I. Field of the Invention
This invention relates generally to tungsten carbide insert rock bits and tools of the rolling cutter type and more particularly to the specially shaped and designed inserts utilized thereon.
II. Description of the Prior Art
Rock bits using sintered tungsten carbide inserts generally have a wedge or chisel-shaped configuration for soft to medium hard formations. Various embodiments of such configurations are shown in U.S. Pat. Nos. 3,442,342 and 4,108,260. Such chisel-shaped inserts conventionally have a cylindrical base for retention and a wedge-like projection cutting tip. In all forms of chisel type inserts, flanks are made into the insert by removing material from two opposing sides of a truncated cone. A curvilinear crest formed from a tip radius connects to the top of the two flanks. The remaining truncated cone, a conical surface symmetric with the insert's axis, is joined to the crest with two opposing corner radii that are revolved about the insert's axis. The intersection between the corner radii and the tip radius as well as the intersection between the conical surface and the flanks usually have a blending radius, also known as a round, to eliminate the sharp edge that would otherwise exist.
Blend radii are areas of high stress concentration due to that they are small, typically 0.005 to 0.090 of an inch. These small blend radii typically contribute to or cause the premature breakage of an insert, of which in many cases a less optimum material composition is utilized to overcome this failure mode.

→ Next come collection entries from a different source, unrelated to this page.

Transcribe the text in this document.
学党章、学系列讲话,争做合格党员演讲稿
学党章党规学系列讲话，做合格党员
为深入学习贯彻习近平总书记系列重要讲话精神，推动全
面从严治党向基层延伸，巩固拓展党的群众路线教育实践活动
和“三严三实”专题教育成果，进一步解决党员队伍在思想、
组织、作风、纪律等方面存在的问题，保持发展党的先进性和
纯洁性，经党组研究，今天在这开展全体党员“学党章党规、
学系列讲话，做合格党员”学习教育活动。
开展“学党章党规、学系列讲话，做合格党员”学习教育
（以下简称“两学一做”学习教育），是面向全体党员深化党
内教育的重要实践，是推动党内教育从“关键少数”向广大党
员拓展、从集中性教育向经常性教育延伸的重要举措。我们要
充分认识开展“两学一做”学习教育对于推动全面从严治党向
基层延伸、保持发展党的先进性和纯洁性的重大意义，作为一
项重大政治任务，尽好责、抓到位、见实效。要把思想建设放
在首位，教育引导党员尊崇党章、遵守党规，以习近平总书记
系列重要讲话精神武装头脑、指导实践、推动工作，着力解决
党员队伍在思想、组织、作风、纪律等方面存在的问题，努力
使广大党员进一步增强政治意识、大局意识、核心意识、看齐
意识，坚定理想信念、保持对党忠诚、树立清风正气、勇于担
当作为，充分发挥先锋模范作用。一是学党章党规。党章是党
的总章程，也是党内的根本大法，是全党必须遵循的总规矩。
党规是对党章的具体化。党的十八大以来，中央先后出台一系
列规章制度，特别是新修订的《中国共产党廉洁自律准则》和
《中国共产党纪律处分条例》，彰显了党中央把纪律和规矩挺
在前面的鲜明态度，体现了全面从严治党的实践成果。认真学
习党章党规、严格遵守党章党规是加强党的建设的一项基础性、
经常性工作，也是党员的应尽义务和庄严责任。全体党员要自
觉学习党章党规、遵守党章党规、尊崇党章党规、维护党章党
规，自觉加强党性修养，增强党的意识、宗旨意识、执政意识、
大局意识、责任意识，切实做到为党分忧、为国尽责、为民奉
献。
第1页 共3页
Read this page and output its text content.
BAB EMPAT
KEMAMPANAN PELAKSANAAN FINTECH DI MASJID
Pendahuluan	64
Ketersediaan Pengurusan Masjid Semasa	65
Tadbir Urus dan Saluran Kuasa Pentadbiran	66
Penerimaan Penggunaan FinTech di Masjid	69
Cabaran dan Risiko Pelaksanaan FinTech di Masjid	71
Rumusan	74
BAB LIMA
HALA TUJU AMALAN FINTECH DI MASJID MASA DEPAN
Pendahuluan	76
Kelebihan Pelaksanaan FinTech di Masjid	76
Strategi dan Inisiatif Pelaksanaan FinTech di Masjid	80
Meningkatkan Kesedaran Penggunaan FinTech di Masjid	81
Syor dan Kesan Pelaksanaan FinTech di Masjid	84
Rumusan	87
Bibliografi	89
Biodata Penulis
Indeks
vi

The performance of an insert is primarily dictated by its cutting tip's ability to penetrate into the required formation without having a failure due to breakage or in some cases excessive wear. The tip radius size is predominantly constrained by the desired sharpness curve of an insert cutting tip. The sharpness curve is a plot of the projected cutting tip cross sectional area versus the distance from the top of the cutting tip. To enable sufficient penetration of an insert into a formation the desired sharpness curve is generally obtained by utilizing a small tip radius on the order of 0.075 to 0.125 of an inch.
The conical surface, regardless of whether the flanks are planar, convex, concave, or spherical, or whether the crest intersects the insert axis or is offset from the axis, as shown in the above mentioned patents, is a surface of revolution about the insert axis that adds non-functional material to the insert cutting tip. This additional material adds to the constraint of reducing the tip radius to obtain the desired sharpness curve, which in turn increases the stress concentration on the insert crest and reduces the durability of the insert.
The blend radius on an insert is limited in size by the tip radius, which requires it to be the same size or smaller. In many cases small tip radii will wear away quickly until the initial crest is completely gone. With the crest gone, the blend radii between the conical surface and the flanks is exposed on the cutting surface providing areas of high stress concentration. As the insert tip wears, the surface area of the cutting surface increases, thus the rate of wear decreases which exposes areas of blend radii to more cutting cycles and fatigue leading to chipping and breakage resulting in insert failure.
The sharp edge intersections requiring blending are extremely complex three-dimensional paths. Due to this complex path, the blend radius used on an insert is put into the tooling mold by hand and is typically not controlled from one set of tooling to another, thus a wide variance of blend radii can occur from one production to another of the same insert model which in turn can produce different performance results of one rock bit to another of the same rock bit model.